The report should already be an interesting read for those in our community building tools and creating processes for open data publishing – and should also be of interest to publishers recognising their own pain in the experience of others in the open data world.
Our intent, in the near future, is to maintain this as a living document: we will update it as our knowledge of the needs and issues gets refined, but we will also use it as a record of our work to help fix those issues, and our attempts at measuring our impact.
So what exactly did we learn?
In a nutshell, we learnt three things:
- There is a rich landscape of publishing tools, but poor integration and workflows between them.
- Other than complaints about process, red tape, decision making and strategy, the top cause of concern is data quality
- There is a lack of community support, especially for novice publishers How can we help?
In our publisher needs report we identified eight key solutions to the problems faced by data publishers.
The ODI is already addressing a handful of them through a number of projects and initiatives:
- Help organisations define and implement their open data vision and strategy, and use it to inform their decision making
- Improve data literacy
- Demonstrate the impact of open data
- Encourage dissemination of knowledge and experience in the domain
- Organise community of experts and practitioners
However, we did recognise a need to increase our efforts on:
- better community support for novice publishers,
- better tools integrations and workflows, and
- better data quality tools to increase confidence in publishing.

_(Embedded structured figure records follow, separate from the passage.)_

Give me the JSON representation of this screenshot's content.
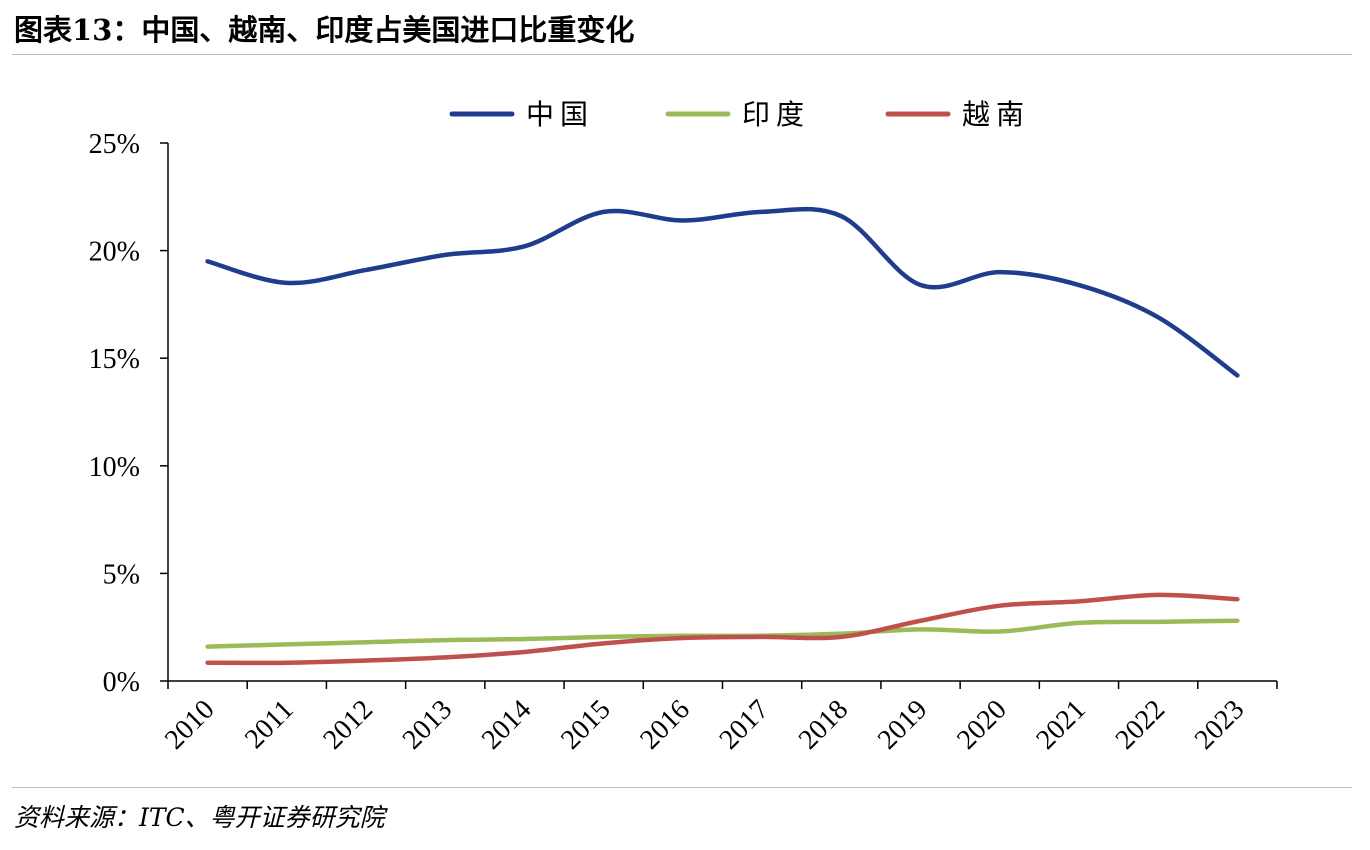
{
  "header": {
    "title": "图表13：中国、越南、印度占美国进口比重变化"
  },
  "footer": {
    "source": "资料来源：ITC、粤开证券研究院"
  },
  "chart_data": {
    "type": "line",
    "title": "图表13：中国、越南、印度占美国进口比重变化",
    "xlabel": "",
    "ylabel": "",
    "categories": [
      "2010",
      "2011",
      "2012",
      "2013",
      "2014",
      "2015",
      "2016",
      "2017",
      "2018",
      "2019",
      "2020",
      "2021",
      "2022",
      "2023"
    ],
    "ylim": [
      0,
      25
    ],
    "yticks": [
      0,
      5,
      10,
      15,
      20,
      25
    ],
    "ytick_labels": [
      "0%",
      "5%",
      "10%",
      "15%",
      "20%",
      "25%"
    ],
    "grid": false,
    "legend_position": "top-center",
    "series": [
      {
        "name": "中国",
        "color": "#1f3d8c",
        "values": [
          19.5,
          18.5,
          19.1,
          19.8,
          20.2,
          21.8,
          21.4,
          21.8,
          21.6,
          18.4,
          19.0,
          18.4,
          16.9,
          14.2
        ]
      },
      {
        "name": "印度",
        "color": "#9bbb59",
        "values": [
          1.6,
          1.7,
          1.8,
          1.9,
          1.95,
          2.05,
          2.1,
          2.1,
          2.2,
          2.4,
          2.3,
          2.7,
          2.75,
          2.8
        ]
      },
      {
        "name": "越南",
        "color": "#c0504d",
        "values": [
          0.85,
          0.85,
          0.95,
          1.1,
          1.35,
          1.75,
          2.0,
          2.05,
          2.05,
          2.8,
          3.5,
          3.7,
          4.0,
          3.8
        ]
      }
    ]
  }
}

Informing our publishing tools roadmap
We therefore resolved for these three areas to be a focus for at least the remainder of the first year of our R&D programme.
We know that fostering better community support for novice publishers (1) is a significant challenge, and one that we will not meet in only a few months. Our contribution towards this goal will start, quite humbly, by iterating on our tools register. We plan to involve the community and make the register the basis for an easy to navigate, interactive tools guide.
Creating better tools integrations and workflows (2) is not something we can do on our own. We have therefore awarded one of our major contracts to build open source publishing tools towards the OKI Frictionless Data initiative, with a major focus on improving workflows between various tools in the frictionless data ecosystem.
Closer to home, we are now reviewing the roadmap for Octopub, one of the tools explored and developed as part of the ODI Labs programme, with an objective to make it respond better to the needs of open data publishers, including a focus on connecting it to a number of other tools and platforms.
There are already a number of tools which publishers can use to check, or improve, the quality of their data.
The ODI maintains a number of them, notably CSVlint. Knowing that one of the key needs of publishers is for an increased confidence in their data through better data quality tools (3), we have decided to also dedicate some of our effort towards these existing tools: part of the funding for the frictionless data project is earmarked to improve the GoodTables continuous data validation tool, especially its user experience.
Finally, another of our contracts for data publishing tools development has been awarded towards the development of a new system for data validation and cleanup, codenamed Lintol. As a service and open source platform, Lintol will integrate a variety of libraries for validation of different types of data, and offer data publishers and managers in organisations a high level of control over their quality targets.